Mapping Mannahatta, The Original Manhattan

07/22/2009 4:00 AM |

Picture a time when Kips and Turtle Bays were actual bays, and East Harlem was nothing but plains. When Queens and Brooklyn were still considered part of Long Island, the was Bronx part of Westchester, and the center of New York was just Manhattan. Now it’s a paved paradise with buildings, streets and sidewalks, but back then two-thirds of that island were covered in green forests. Deer, otters, bobcats, and rabbits roamed the thickets. The island was smaller then: 11,817 acres instead of its current 13,690 acres. When Mannahatta was truly the island of many hills, as the Lenape Indians, the original New Yorkers, called it. Welcome to New York, circa 1609.

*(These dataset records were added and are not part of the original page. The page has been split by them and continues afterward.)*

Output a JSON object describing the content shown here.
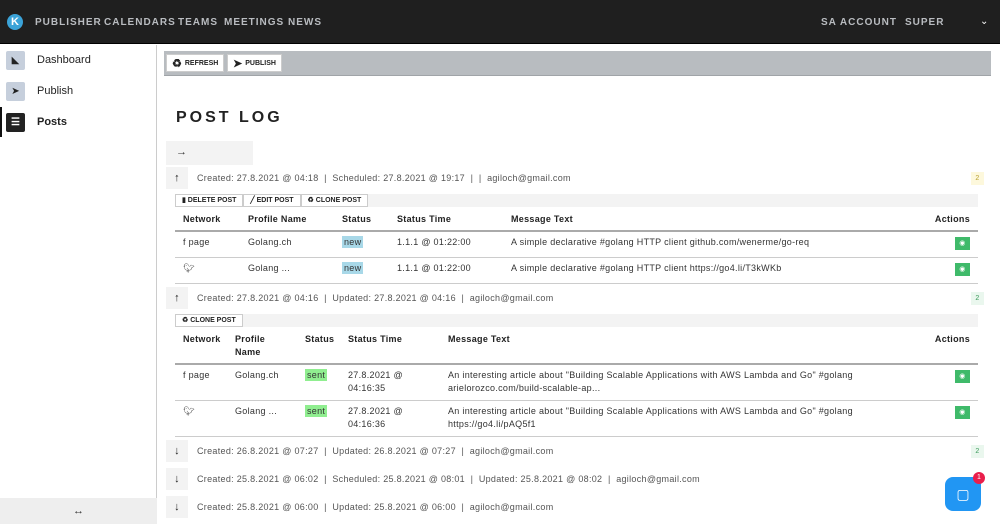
{
  "nav": {
    "logo": "K",
    "items": [
      "PUBLISHER",
      "CALENDARS",
      "TEAMS",
      "MEETINGS",
      "NEWS"
    ],
    "account": "SA ACCOUNT",
    "user": "SUPER"
  },
  "sidebar": {
    "items": [
      {
        "label": "Dashboard"
      },
      {
        "label": "Publish"
      },
      {
        "label": "Posts"
      }
    ],
    "footer": "↔"
  },
  "toolbar": {
    "refresh": "REFRESH",
    "publish": "PUBLISH"
  },
  "page_title": "POST LOG",
  "expand": "→",
  "posts": [
    {
      "meta": "Created: 27.8.2021 @ 04:18  |  Scheduled: 27.8.2021 @ 19:17  |  |  agiloch@gmail.com",
      "count": "2",
      "actions": [
        "DELETE POST",
        "EDIT POST",
        "CLONE POST"
      ],
      "headers": [
        "Network",
        "Profile Name",
        "Status",
        "Status Time",
        "Message Text",
        "Actions"
      ],
      "rows": [
        {
          "network": "page",
          "profile": "Golang.ch",
          "status": "new",
          "time": "1.1.1 @ 01:22:00",
          "message": "A simple declarative #golang HTTP client github.com/wenerme/go-req"
        },
        {
          "network": "",
          "profile": "Golang ...",
          "status": "new",
          "time": "1.1.1 @ 01:22:00",
          "message": "A simple declarative #golang HTTP client https://go4.li/T3kWKb"
        }
      ]
    },
    {
      "meta": "Created: 27.8.2021 @ 04:16  |  Updated: 27.8.2021 @ 04:16  |  agiloch@gmail.com",
      "count": "2",
      "actions": [
        "CLONE POST"
      ],
      "headers": [
        "Network",
        "Profile Name",
        "Status",
        "Status Time",
        "Message Text",
        "Actions"
      ],
      "rows": [
        {
          "network": "page",
          "profile": "Golang.ch",
          "status": "sent",
          "time": "27.8.2021 @ 04:16:35",
          "message": "An interesting article about \"Building Scalable Applications with AWS Lambda and Go\" #golang arielorozco.com/build-scalable-ap..."
        },
        {
          "network": "",
          "profile": "Golang ...",
          "status": "sent",
          "time": "27.8.2021 @ 04:16:36",
          "message": "An interesting article about \"Building Scalable Applications with AWS Lambda and Go\" #golang https://go4.li/pAQ5f1"
        }
      ]
    },
    {
      "meta": "Created: 26.8.2021 @ 07:27  |  Updated: 26.8.2021 @ 07:27  |  agiloch@gmail.com",
      "count": "2"
    },
    {
      "meta": "Created: 25.8.2021 @ 06:02  |  Scheduled: 25.8.2021 @ 08:01  |  Updated: 25.8.2021 @ 08:02  |  agiloch@gmail.com"
    },
    {
      "meta": "Created: 25.8.2021 @ 06:00  |  Updated: 25.8.2021 @ 06:00  |  agiloch@gmail.com"
    }
  ],
  "chat": {
    "badge": "1"
  },
  "colors": {
    "nav": "#1f1f1f",
    "new": "#a8d8e8",
    "sent": "#90ee90",
    "action": "#3fba6a",
    "chat": "#2196f3"
  }
}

It’s been 400 years since Henry Hudson and his crew of the Half-Moon set sail up what would become his namesake river and, my oh my, how New York has changed. Instead of soaring trees, there are towering buildings made of brick and steel. Our urban opera now includes honking motorists, screeching tires, constant chatter, construction noise, jackhammers, and blaring music, with the occasional bird chirp somewhere in the mix.

Even though the wild Manhattan of old is long gone, you can get a sense of it in Mannahatta/Manhattan: A Natural History of New York City, 1609 to 2009, a project helmed by Eric Sanderson, landscape ecologist at the Wildlife Conservation Society (WCS). The endeavor exists both as a book and exhibit form at the Museum of the City of New York.

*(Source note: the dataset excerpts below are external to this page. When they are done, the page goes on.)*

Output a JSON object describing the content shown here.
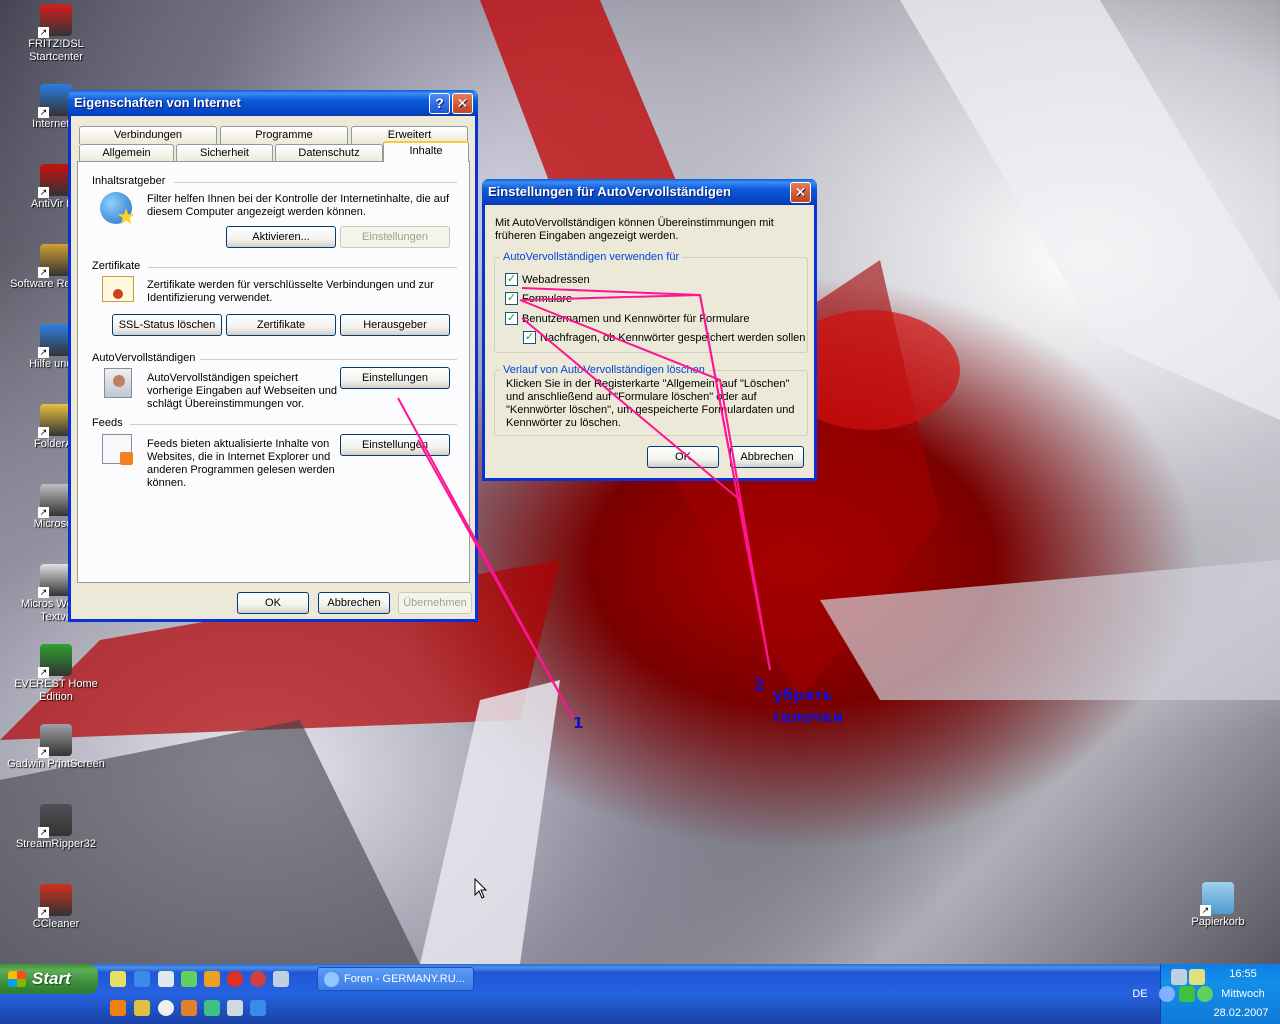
{
  "desktop": {
    "icons": [
      {
        "label": "FRITZ!DSL Startcenter",
        "icon": "fritz-icon",
        "color": "#d42020"
      },
      {
        "label": "Internet E",
        "icon": "internet-explorer-icon",
        "color": "#2a7de1"
      },
      {
        "label": "AntiVir PE",
        "icon": "antivir-icon",
        "color": "#c81010"
      },
      {
        "label": "Software Re Wizar",
        "icon": "software-wizard-icon",
        "color": "#d0a030"
      },
      {
        "label": "Hilfe und S",
        "icon": "help-icon",
        "color": "#3080e0"
      },
      {
        "label": "FolderAc",
        "icon": "folder-icon",
        "color": "#e8c040"
      },
      {
        "label": "Microsoft",
        "icon": "microsoft-icon",
        "color": "#c0c0c0"
      },
      {
        "label": "Micros Works-Textve",
        "icon": "works-icon",
        "color": "#e0e0e0"
      },
      {
        "label": "EVEREST Home Edition",
        "icon": "everest-icon",
        "color": "#30a030"
      },
      {
        "label": "Gadwin PrintScreen",
        "icon": "camera-icon",
        "color": "#a0a0a8"
      },
      {
        "label": "StreamRipper32",
        "icon": "streamripper-icon",
        "color": "#505058"
      },
      {
        "label": "CCleaner",
        "icon": "ccleaner-icon",
        "color": "#d03020"
      }
    ],
    "recycle_bin": "Papierkorb"
  },
  "internet_options": {
    "title": "Eigenschaften von Internet",
    "help_glyph": "?",
    "close_glyph": "✕",
    "tabs_row1": [
      "Verbindungen",
      "Programme",
      "Erweitert"
    ],
    "tabs_row2": [
      "Allgemein",
      "Sicherheit",
      "Datenschutz",
      "Inhalte"
    ],
    "active_tab": "Inhalte",
    "content_advisor": {
      "title": "Inhaltsratgeber",
      "text": "Filter helfen Ihnen bei der Kontrolle der Internetinhalte, die auf diesem Computer angezeigt werden können.",
      "enable_button": "Aktivieren...",
      "settings_button": "Einstellungen"
    },
    "certificates": {
      "title": "Zertifikate",
      "text": "Zertifikate werden für verschlüsselte Verbindungen und zur Identifizierung verwendet.",
      "ssl_button": "SSL-Status löschen",
      "cert_button": "Zertifikate",
      "publisher_button": "Herausgeber"
    },
    "autocomplete": {
      "title": "AutoVervollständigen",
      "text": "AutoVervollständigen speichert vorherige Eingaben auf Webseiten und schlägt Übereinstimmungen vor.",
      "settings_button": "Einstellungen"
    },
    "feeds": {
      "title": "Feeds",
      "text": "Feeds bieten aktualisierte Inhalte von Websites, die in Internet Explorer und anderen Programmen gelesen werden können.",
      "settings_button": "Einstellungen"
    },
    "ok": "OK",
    "cancel": "Abbrechen",
    "apply": "Übernehmen"
  },
  "autocomplete_dialog": {
    "title": "Einstellungen für AutoVervollständigen",
    "close_glyph": "✕",
    "intro": "Mit AutoVervollständigen können Übereinstimmungen mit früheren Eingaben angezeigt werden.",
    "use_for_legend": "AutoVervollständigen verwenden für",
    "checkboxes": [
      {
        "label": "Webadressen",
        "checked": true
      },
      {
        "label": "Formulare",
        "checked": true
      },
      {
        "label": "Benutzernamen und Kennwörter für Formulare",
        "checked": true
      },
      {
        "label": "Nachfragen, ob Kennwörter gespeichert werden sollen",
        "checked": true
      }
    ],
    "check_glyph": "✓",
    "history_legend": "Verlauf von AutoVervollständigen löschen",
    "history_text": "Klicken Sie in der Registerkarte \"Allgemein\" auf \"Löschen\" und anschließend auf \"Formulare löschen\" oder auf \"Kennwörter löschen\", um gespeicherte Formulardaten und Kennwörter zu löschen.",
    "ok": "OK",
    "cancel": "Abbrechen"
  },
  "annotations": {
    "label1": "1",
    "label2": "2",
    "note_line1": "убрать",
    "note_line2": "галочки",
    "arrow_color": "#ff1493"
  },
  "taskbar": {
    "start": "Start",
    "task_button": "Foren - GERMANY.RU...",
    "language": "DE",
    "time": "16:55",
    "weekday": "Mittwoch",
    "date": "28.02.2007"
  },
  "colors": {
    "xp_blue": "#0831d9",
    "dialog_bg": "#ece9d8",
    "start_green": "#3d913d",
    "annotation_blue": "#1010d0"
  }
}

Eric Sanderson thought he’d always live in northern California, where he grew up and got his PhD in landscape ecology at the University of California, Davis. Then he got a job offer from the WCS, which is headquartered at the Bronx Zoo.

In between his far-flung trips trying to figure out how to conserve international ecological systems, Sanderson made his home on City Island, which he describes as “a little bit like an old fishing village, New York-style.” During the weekends, he ventured into Manhattan and acted like a proper tourist, though he couldn’t turn his mind off. “I would go to the Empire State Building and try to figure out how this landscape works,” Sanderson said. “Like how the savannah in Africa works: how does this ecosystem work in New York? It was so different from what I’ve grown up with.” “Manhattan is so extraordinary,” he continued, “it is the densest place in the United states by twofold.”

Whenever he was about to visit a new location, Sanderson did his research and New York was no exception. Often, he would look at old maps, which greatly intrigued him. This was how he stumbled upon the British Headquarters’ Map, dating from 1872. The map was created during the American Revolution by the British Army to figure out strategic strong and weak points throughout New York in order to protect itself from the Americans. The meticulously detailed map included the original shoreline, elevations, and locations of marshes, streams, wildlife and plant life.

“If you take that map and geo-reference it to the city today, then I could figure out where those streams are,” Sanderson said. “All those features are long lost from the island of Manhattan.” That’s exactly what he did, and armed with the map and a GPS system, he created the Mannahatta Project.